Hundreds of thousands of D.C. residents are at risk of losing their Medicaid coverage and nutrition benefits under the massive tax and spending bill Republicans pushed through Congress.
Wayne Turnage, deputy mayor for D.C.’s Health and Human Services, discussed the impact of the cuts in an exclusive interview with News4.
About 300,000 D.C. residents rely on Medicaid and about 140,000 receive financial help through the Supplemental Nutrition Assistance Program (SNAP) and Temporary Assistance for Needy Families, or TANF. Combined, that’s more than 40% of D.C.’s population.
Medicaid work requirements laid out in the Republican-led bill will put 200,000 of D.C.’s Medicaid recipients at risk of losing their health care coverage, according to Turnage.
The legislation requires that Medicaid recipients between 19 and 64 old document 80 hours of work or service each month or risk losing their health care.
“We do not currently have work requirements in the city for Medicaid and so we’re gonna have to execute a fairly complicated program to ensure that people who are meeting the 80 hours can effectively document that and avoid losing coverage. That is the biggest concern that I have. It will bring some cost to implement,” Turnage said.
Changes to the retroactive coverage policy will also impact D.C. Medicaid recipients.
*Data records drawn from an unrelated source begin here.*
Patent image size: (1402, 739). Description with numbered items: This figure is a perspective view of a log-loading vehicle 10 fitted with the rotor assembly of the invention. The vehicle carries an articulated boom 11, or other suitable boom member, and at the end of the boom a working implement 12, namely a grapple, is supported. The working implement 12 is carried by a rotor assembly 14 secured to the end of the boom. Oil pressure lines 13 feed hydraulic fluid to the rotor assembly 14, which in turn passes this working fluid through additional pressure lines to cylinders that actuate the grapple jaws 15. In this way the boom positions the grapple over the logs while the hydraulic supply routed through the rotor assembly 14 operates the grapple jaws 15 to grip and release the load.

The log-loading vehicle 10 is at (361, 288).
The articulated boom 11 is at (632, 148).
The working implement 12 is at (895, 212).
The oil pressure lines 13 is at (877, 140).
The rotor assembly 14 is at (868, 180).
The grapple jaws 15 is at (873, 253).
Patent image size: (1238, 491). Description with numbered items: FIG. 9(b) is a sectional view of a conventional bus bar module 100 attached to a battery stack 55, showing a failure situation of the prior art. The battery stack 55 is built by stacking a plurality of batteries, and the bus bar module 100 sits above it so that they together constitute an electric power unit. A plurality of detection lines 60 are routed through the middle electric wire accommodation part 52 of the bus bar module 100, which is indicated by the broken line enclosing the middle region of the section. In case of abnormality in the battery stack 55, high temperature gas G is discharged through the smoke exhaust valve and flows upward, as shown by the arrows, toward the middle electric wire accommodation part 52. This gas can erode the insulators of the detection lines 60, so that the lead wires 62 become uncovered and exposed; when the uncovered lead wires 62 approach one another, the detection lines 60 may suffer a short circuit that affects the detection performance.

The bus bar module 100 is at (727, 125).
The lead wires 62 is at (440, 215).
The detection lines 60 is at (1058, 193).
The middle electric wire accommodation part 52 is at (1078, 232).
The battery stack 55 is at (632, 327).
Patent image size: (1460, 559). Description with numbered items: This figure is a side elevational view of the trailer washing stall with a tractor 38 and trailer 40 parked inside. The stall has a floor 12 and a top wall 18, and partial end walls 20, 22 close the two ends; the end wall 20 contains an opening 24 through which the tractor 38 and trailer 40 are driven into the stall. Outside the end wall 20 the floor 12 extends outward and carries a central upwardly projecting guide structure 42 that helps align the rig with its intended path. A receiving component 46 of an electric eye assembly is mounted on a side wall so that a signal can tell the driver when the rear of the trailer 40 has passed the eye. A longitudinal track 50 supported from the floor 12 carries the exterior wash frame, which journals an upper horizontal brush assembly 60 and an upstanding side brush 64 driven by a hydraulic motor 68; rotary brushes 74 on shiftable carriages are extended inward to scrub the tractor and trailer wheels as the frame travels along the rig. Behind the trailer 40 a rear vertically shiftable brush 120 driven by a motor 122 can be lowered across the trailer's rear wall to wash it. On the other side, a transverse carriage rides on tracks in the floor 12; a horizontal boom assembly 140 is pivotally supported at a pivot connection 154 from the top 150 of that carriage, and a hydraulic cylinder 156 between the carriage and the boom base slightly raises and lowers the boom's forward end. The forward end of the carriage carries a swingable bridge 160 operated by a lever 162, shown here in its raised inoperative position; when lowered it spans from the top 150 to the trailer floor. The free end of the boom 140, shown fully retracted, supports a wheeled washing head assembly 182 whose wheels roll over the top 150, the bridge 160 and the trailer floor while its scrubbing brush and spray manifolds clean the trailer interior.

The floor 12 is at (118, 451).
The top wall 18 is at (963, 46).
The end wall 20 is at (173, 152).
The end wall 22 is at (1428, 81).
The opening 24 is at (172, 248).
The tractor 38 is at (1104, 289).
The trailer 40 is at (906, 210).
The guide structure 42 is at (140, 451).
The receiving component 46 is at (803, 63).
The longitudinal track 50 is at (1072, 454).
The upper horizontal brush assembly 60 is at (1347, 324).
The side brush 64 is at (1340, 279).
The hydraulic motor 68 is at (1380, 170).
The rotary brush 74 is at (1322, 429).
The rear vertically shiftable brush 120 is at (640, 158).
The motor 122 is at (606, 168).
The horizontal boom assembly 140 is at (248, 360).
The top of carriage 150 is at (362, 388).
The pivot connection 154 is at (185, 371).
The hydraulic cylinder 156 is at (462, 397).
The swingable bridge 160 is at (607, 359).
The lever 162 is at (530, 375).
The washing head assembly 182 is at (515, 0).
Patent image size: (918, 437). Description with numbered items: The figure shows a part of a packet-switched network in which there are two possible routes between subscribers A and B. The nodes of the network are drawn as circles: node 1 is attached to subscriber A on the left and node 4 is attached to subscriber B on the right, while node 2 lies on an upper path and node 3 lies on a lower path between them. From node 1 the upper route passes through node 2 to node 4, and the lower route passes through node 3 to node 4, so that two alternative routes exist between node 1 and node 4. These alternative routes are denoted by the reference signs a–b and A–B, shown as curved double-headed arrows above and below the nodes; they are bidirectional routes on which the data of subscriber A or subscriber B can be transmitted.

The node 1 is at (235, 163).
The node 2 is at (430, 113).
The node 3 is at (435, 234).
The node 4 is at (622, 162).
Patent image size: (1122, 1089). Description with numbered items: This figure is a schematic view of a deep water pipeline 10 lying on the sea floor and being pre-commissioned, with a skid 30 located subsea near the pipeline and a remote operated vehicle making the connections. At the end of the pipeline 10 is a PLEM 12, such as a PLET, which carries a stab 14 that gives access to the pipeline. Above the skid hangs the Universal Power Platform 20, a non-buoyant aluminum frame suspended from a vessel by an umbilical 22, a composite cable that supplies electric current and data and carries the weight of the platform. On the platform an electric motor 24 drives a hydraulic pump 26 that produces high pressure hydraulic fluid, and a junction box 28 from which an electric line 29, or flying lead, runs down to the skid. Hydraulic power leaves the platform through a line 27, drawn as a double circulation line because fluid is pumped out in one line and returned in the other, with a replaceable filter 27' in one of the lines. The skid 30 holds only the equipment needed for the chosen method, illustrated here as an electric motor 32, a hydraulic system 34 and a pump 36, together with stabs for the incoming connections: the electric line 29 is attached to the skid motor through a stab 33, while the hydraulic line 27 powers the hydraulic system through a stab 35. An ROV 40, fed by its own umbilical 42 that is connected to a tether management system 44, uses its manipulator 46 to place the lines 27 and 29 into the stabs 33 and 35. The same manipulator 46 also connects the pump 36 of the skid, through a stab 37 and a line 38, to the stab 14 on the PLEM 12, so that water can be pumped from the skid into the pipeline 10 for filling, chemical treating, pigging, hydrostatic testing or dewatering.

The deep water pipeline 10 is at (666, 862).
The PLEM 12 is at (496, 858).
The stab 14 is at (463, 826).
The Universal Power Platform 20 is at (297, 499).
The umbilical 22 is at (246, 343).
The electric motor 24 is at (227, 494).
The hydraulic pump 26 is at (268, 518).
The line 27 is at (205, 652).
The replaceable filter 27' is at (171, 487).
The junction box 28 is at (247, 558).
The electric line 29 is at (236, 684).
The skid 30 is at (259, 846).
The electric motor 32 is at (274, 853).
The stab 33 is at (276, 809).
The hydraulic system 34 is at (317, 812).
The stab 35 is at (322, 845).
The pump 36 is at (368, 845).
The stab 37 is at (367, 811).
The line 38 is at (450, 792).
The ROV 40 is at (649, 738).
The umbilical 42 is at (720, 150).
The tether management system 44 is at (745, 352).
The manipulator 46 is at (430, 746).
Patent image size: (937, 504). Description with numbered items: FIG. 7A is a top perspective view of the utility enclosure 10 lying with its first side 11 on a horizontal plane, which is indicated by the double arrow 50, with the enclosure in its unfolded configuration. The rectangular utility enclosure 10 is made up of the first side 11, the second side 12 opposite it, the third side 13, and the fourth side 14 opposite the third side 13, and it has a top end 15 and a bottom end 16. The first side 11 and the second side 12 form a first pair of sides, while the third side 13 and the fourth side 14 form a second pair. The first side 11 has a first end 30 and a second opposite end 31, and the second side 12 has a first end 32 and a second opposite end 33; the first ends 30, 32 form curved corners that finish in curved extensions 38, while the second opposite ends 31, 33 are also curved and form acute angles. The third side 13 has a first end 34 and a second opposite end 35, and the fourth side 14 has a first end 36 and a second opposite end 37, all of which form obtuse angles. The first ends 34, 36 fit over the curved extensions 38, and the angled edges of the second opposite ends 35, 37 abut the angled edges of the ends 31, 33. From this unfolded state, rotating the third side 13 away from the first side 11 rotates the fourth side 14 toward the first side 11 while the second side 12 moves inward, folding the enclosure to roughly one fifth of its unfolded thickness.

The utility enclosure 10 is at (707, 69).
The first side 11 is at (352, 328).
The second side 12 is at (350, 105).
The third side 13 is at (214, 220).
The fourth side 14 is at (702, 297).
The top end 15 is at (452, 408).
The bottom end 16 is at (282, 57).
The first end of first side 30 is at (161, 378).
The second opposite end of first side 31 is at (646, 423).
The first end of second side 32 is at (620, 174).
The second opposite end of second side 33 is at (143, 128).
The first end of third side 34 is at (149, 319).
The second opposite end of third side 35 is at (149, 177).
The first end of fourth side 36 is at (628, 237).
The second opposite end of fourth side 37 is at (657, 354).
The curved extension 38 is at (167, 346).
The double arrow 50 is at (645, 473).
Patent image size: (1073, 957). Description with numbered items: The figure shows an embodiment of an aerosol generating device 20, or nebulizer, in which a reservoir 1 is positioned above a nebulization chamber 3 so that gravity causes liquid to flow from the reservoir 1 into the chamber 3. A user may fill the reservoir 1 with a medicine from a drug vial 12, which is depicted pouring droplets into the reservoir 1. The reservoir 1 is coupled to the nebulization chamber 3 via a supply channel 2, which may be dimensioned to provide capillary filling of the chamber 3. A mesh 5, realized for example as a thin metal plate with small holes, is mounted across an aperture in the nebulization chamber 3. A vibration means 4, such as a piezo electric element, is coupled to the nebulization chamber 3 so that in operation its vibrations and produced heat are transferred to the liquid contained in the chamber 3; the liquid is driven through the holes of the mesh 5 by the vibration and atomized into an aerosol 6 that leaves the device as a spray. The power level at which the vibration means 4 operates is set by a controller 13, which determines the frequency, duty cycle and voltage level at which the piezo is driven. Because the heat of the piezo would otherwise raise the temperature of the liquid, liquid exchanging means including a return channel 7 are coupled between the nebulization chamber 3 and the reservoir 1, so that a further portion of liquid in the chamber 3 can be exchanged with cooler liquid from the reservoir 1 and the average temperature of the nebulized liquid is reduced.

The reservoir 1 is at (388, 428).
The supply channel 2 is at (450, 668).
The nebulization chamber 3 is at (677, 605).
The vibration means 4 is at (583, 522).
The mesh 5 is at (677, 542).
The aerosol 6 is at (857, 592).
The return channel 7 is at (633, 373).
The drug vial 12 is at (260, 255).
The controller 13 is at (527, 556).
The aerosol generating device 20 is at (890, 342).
“There’s a loss of retroactive coverage, which I think will be harmful to beneficiaries. Under the current program … we can look back 90 days from your date of application once you’re approved and pay for all of your Medicaid eligible expenses in the 90-day period before you were eligible. That has been reduced to 30 days,” Turnage said.
The policy changes in the so-called “big, beautiful bill” come at a time when D.C. is having to make its own cuts to Medicaid. Mayor Muriel Bowser’s budget, which received preliminary approval from the D.C. Council, will move about 25,000 residents off of Medicaid. Turnage said the District will have a system in place to automatically move those residents to the city’s health exchange program.
Turnage said the federal bill will impact D.C. families who rely on food stamps and TANF benefits.
“The more likely loss of benefits will probably occur on the TANF side of SNAP. That’s where you get actual cash assistance,” Turnage said.
The legislation Congress passed requires states to pay for a portion of SNAP benefit costs, ranging from 5% to 15%, if their payment error rate is at or more than 6%, CNBC reports. Error rates measure the accuracy of states’ eligibility and benefit payments. In fiscal year 2024, states had a 10.9% average payment error rate, with many states over 6%, according to the Department of Agriculture.
D.C.’s error rate is currently between 6% to 7%. Turnage said the District might have to pay tens of millions of dollars if it doesn’t reduce the rate by the bill’s 2028 deadline.
While Turnage is concerned about the changes ahead, he said the city dodged a major bullet when Congress decided not to reduce the federal reimbursement rate to D.C. Medicaid, meaning the amount of funds the federal government contributes to the state-run program.
“That would have been a reduction of over 2.1 billion dollars from the Medicaid program, which would have been almost impossible to, to overcome,” he said.